Cyclopentyl-adenosine decreases caspase-3 activity and LDH release following simulated ischemia in cerebellar granule neurons

Activation of adenosine A1 receptors in vivo or in vitro, prior to simulated ischemic insults have been demonstrated to be neuroprotective. Preconditioning with A1 receptor agonists, both in vivo and in vitro, has been shown to induce neuroprotective effects against necrosis even when administered 24–72 hours before ischemic insult. This thesis examined the neuroprotective effects of the selective A1 receptor agonist, N6-cyclopentyl-adenosine (CPA), against both apoptotic and necrotic cell death following simulated ischemia in cultured rat cerebellar granule neurons.
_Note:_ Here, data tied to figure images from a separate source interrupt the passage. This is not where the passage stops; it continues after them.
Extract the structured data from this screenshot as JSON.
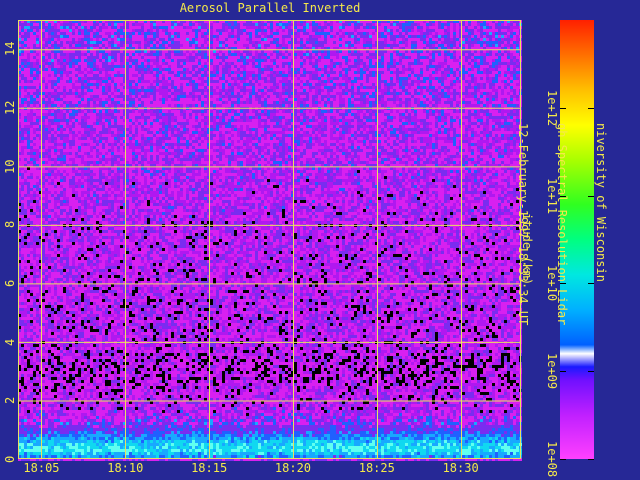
{
  "chart_data": {
    "type": "heatmap",
    "title": "Aerosol Parallel Inverted",
    "ylabel": "itude (km)",
    "y_ticks": [
      "0",
      "2",
      "4",
      "6",
      "8",
      "10",
      "12",
      "14"
    ],
    "y_tick_values": [
      0,
      2,
      4,
      6,
      8,
      10,
      12,
      14
    ],
    "x_ticks": [
      "18:05",
      "18:10",
      "18:15",
      "18:20",
      "18:25",
      "18:30"
    ],
    "x_tick_minutes": [
      5,
      10,
      15,
      20,
      25,
      30
    ],
    "xlim_minutes": [
      3.6,
      33.6
    ],
    "ylim": [
      0,
      15
    ],
    "grid": true,
    "colorbar": {
      "scale": "log",
      "range": [
        100000000.0,
        10000000000000.0
      ],
      "ticks": [
        "1e+08",
        "1e+09",
        "1e+10",
        "1e+11",
        "1e+12"
      ],
      "tick_values": [
        100000000.0,
        1000000000.0,
        10000000000.0,
        100000000000.0,
        1000000000000.0
      ]
    },
    "profile_log10": [
      {
        "altitude_km": 0.0,
        "level": 9.0
      },
      {
        "altitude_km": 0.3,
        "level": 9.4
      },
      {
        "altitude_km": 0.6,
        "level": 9.25
      },
      {
        "altitude_km": 1.0,
        "level": 8.9
      },
      {
        "altitude_km": 1.5,
        "level": 8.55
      },
      {
        "altitude_km": 2.0,
        "level": 8.45
      },
      {
        "altitude_km": 3.0,
        "level": 8.3
      },
      {
        "altitude_km": 4.0,
        "level": 8.45
      },
      {
        "altitude_km": 8.0,
        "level": 8.5
      },
      {
        "altitude_km": 12.0,
        "level": 8.6
      },
      {
        "altitude_km": 15.0,
        "level": 8.7
      }
    ]
  },
  "credits": {
    "line1": "niversity of Wisconsin",
    "line2": "gh Spectral Resolution Lidar",
    "line3": "12-February-1997 18:33:34 UT"
  },
  "colors": {
    "background": "#262896",
    "text": "#f5e94a",
    "grid": "#e8e060"
  }
}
Using antibodies directed towards neuronal nuclear protein and glial fibrillary acid protein, the purity of cerebellar granule cell cultures was found to be 98.6 ± 0.4%. This indicates that the results from these experiments were likely mediated by effects of the drugs and simulated ischemia on neurons and not astrocytes. To determine if the neuroprotection induced by CPA treatment was mediated by activation of A1 receptors, a concentration response curve for DPCPX was generated in the presence and absence of 1μM CPA. (Abstract shortened by UMI.).